Less celebratory is his most recent exhibition, Make America Great Again, featuring a door scrawled with the graffitied word "Trump," the T as a Swastika, a desecrated American flag and other confrontational, mournful creations.

"That was from the bottom of my heart," he says. "It was from all these things that I was experiencing as a young, black Muslim man living in this world, with Trump taking power in office and what he's doing."
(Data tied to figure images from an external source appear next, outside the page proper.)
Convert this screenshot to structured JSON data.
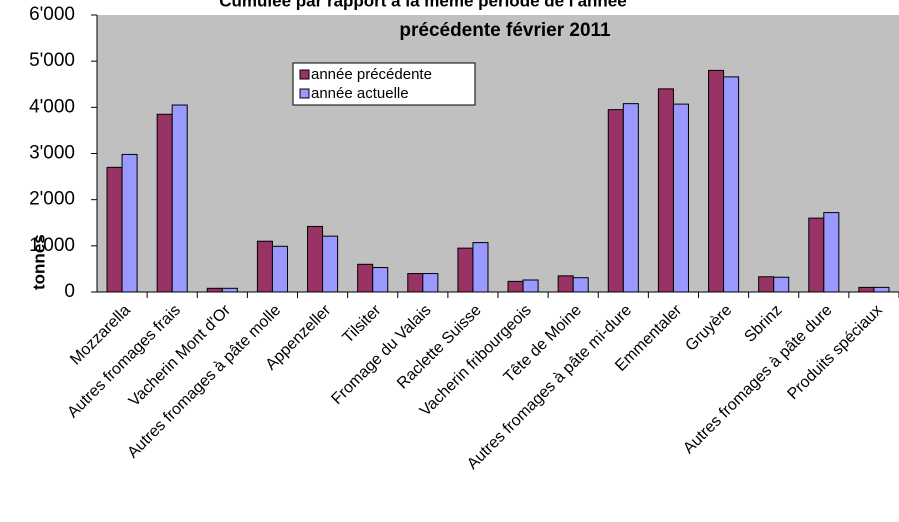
{
  "chart_data": {
    "type": "bar",
    "title": "Cumulée par rapport à la même période de l'année",
    "subtitle": "précédente   février 2011",
    "y_label": "tonnes",
    "categories": [
      "Mozzarella",
      "Autres fromages frais",
      "Vacherin Mont d'Or",
      "Autres fromages à pâte molle",
      "Appenzeller",
      "Tilsiter",
      "Fromage du Valais",
      "Raclette Suisse",
      "Vacherin fribourgeois",
      "Tête de Moine",
      "Autres fromages à pâte mi-dure",
      "Emmentaler",
      "Gruyère",
      "Sbrinz",
      "Autres fromages à pâte dure",
      "Produits spéciaux"
    ],
    "series": [
      {
        "name": "année précédente",
        "color": "#993366",
        "values": [
          2700,
          3850,
          80,
          1100,
          1420,
          600,
          400,
          950,
          230,
          350,
          3950,
          4400,
          4800,
          330,
          1600,
          100
        ]
      },
      {
        "name": "année actuelle",
        "color": "#9999ff",
        "values": [
          2980,
          4050,
          80,
          990,
          1210,
          530,
          400,
          1070,
          260,
          310,
          4080,
          4070,
          4660,
          320,
          1720,
          100
        ]
      }
    ],
    "ylim": [
      0,
      6000
    ],
    "yticks": [
      0,
      {
        "value": 1000,
        "label": "1'000"
      },
      {
        "value": 2000,
        "label": "2'000"
      },
      {
        "value": 3000,
        "label": "3'000"
      },
      {
        "value": 4000,
        "label": "4'000"
      },
      {
        "value": 5000,
        "label": "5'000"
      },
      {
        "value": 6000,
        "label": "6'000"
      }
    ],
    "legend": "top-left"
  }
}
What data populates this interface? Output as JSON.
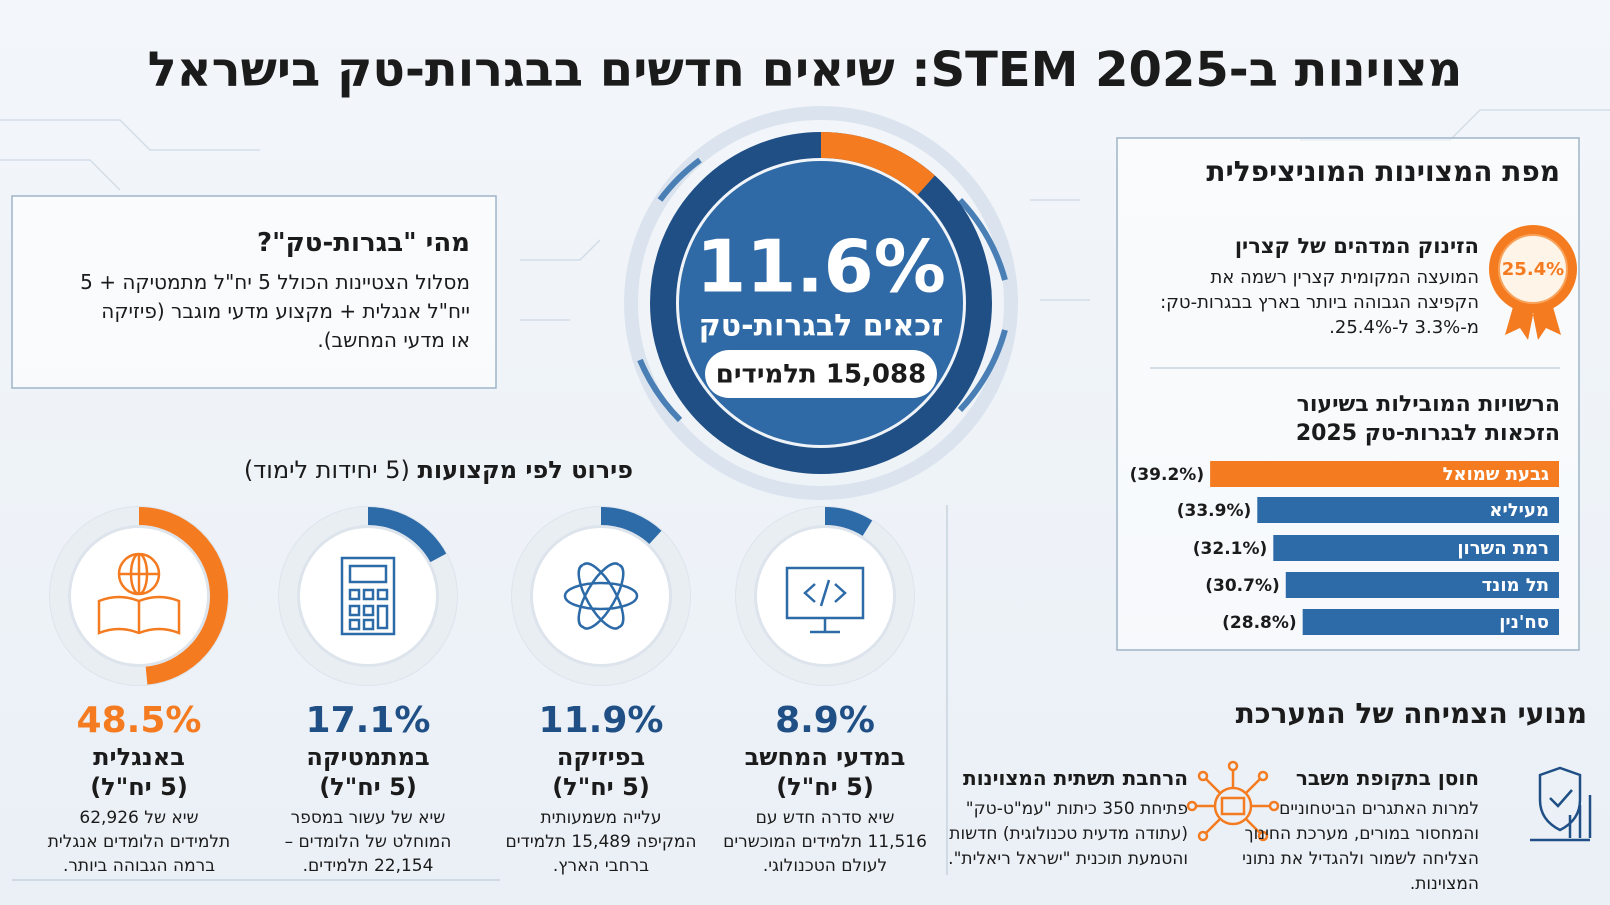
{
  "title": "מצוינות ב-STEM 2025: שיאים חדשים בבגרות-טק בישראל",
  "center": {
    "value": 11.6,
    "value_label": "11.6%",
    "caption": "זכאים לבגרות-טק",
    "students": "15,088 תלמידים"
  },
  "what_is": {
    "title": "מהי \"בגרות-טק\"?",
    "lines": [
      "מסלול הצטיינות הכולל 5 יח\"ל מתמטיקה + 5",
      "ייח\"ל אנגלית + מקצוע מדעי מוגבר (פיזיקה",
      "או מדעי המחשב)."
    ]
  },
  "subjects": {
    "heading": "פירוט לפי מקצועות",
    "subheading": "(5 יחידות לימוד)",
    "items": [
      {
        "value": 8.9,
        "value_label": "8.9%",
        "name": "במדעי המחשב",
        "units": "(5 יח\"ל)",
        "color": "#2d6aa8",
        "lines": [
          "שיא סדרה חדש עם",
          "11,516 תלמידים המוכשרים",
          "לעולם הטכנולוגי."
        ]
      },
      {
        "value": 11.9,
        "value_label": "11.9%",
        "name": "בפיזיקה",
        "units": "(5 יח\"ל)",
        "color": "#2d6aa8",
        "lines": [
          "עלייה משמעותית",
          "המקיפה 15,489 תלמידים",
          "ברחבי הארץ."
        ]
      },
      {
        "value": 17.1,
        "value_label": "17.1%",
        "name": "במתמטיקה",
        "units": "(5 יח\"ל)",
        "color": "#2d6aa8",
        "lines": [
          "שיא של עשור במספר",
          "המוחלט של הלומדים –",
          "22,154 תלמידים."
        ]
      },
      {
        "value": 48.5,
        "value_label": "48.5%",
        "name": "באנגלית",
        "units": "(5 יח\"ל)",
        "color": "#f47b20",
        "lines": [
          "שיא של 62,926",
          "תלמידים הלומדים אנגלית",
          "ברמה הגבוהה ביותר."
        ]
      }
    ]
  },
  "municipal": {
    "heading": "מפת המצוינות המוניציפלית",
    "highlight": {
      "badge": "25.4%",
      "title": "הזינוק המדהים של קצרין",
      "lines": [
        "המועצה המקומית קצרין רשמה את",
        "הקפיצה הגבוהה ביותר בארץ בבגרות-טק:",
        "מ-3.3% ל-25.4%."
      ]
    },
    "ranking": {
      "title_lines": [
        "הרשויות המובילות בשיעור",
        "הזכאות לבגרות-טק 2025"
      ],
      "categories": [
        "גבעת שמואל",
        "מעיליא",
        "רמת השרון",
        "תל מונד",
        "סח'נין"
      ],
      "values": [
        39.2,
        33.9,
        32.1,
        30.7,
        28.8
      ],
      "value_labels": [
        "(39.2%)",
        "(33.9%)",
        "(32.1%)",
        "(30.7%)",
        "(28.8%)"
      ],
      "colors": [
        "#f47b20",
        "#2d6aa8",
        "#2d6aa8",
        "#2d6aa8",
        "#2d6aa8"
      ]
    }
  },
  "growth": {
    "heading": "מנועי הצמיחה של המערכת",
    "items": [
      {
        "title": "חוסן בתקופת משבר",
        "lines": [
          "למרות האתגרים הביטחוניים",
          "והמחסור במורים, מערכת החינוך",
          "הצליחה לשמור ולהגדיל את נתוני",
          "המצוינות."
        ]
      },
      {
        "title": "הרחבת תשתית המצוינות",
        "lines": [
          "פתיחת 350 כיתות \"עמ\"ט-טק\"",
          "(עתודה מדעית טכנולוגית) חדשות",
          "והטמעת תוכנית \"ישראל ריאלית\"."
        ]
      }
    ]
  }
}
Next up in 2017 are a brand-new exhibition at the Night Gallery in L.A. which opens in September; a July visit to Egypt for work on the follow-up to Serendipity, and, of all things, an Awol Erizku Chess Set, expected Autumn 2018. Via his fledgling music label, Tra$h Money Record$, he will debut artist Lvcid Paroah's Snake Eyez in early July via Apple Music.

In the meantime, his most famous collaborator is expected to deliver those twins any day now. And while millions of fans are hungry for a Lemonade sequel postpartum, he argues she's moved beyond even the musical plane. "She just needs to be an example that people could learn from," he says. "As a human being who's so open, who's privileged enough or blessed enough to be in such a position. People need to understand and study Beyoncé. I think Beyoncé needs to create a textbook."

But the queen herself may have learned from Erizku, too. She used his arresting images as a starting point to launch a very personal social media art project of her own: Since that announcement, she's documented and celebrated her pregnancy with the world – something she didn't do during her first pregnancy with daughter Blue – with similarly stylized images of herself, her family, and that baby bump via her Instagram, her website and an unforgettable Grammys performance.

"That was just amazing," Erizku says. Still, his own ambitions for himself are bigger. "It's not close to the kind of impact that I want to leave. I'd like to leave this earth better than I found it. That's just the journey I'm on, so I'm just gonna try to make the best art that I can with the time given, and try to up that every step of the way."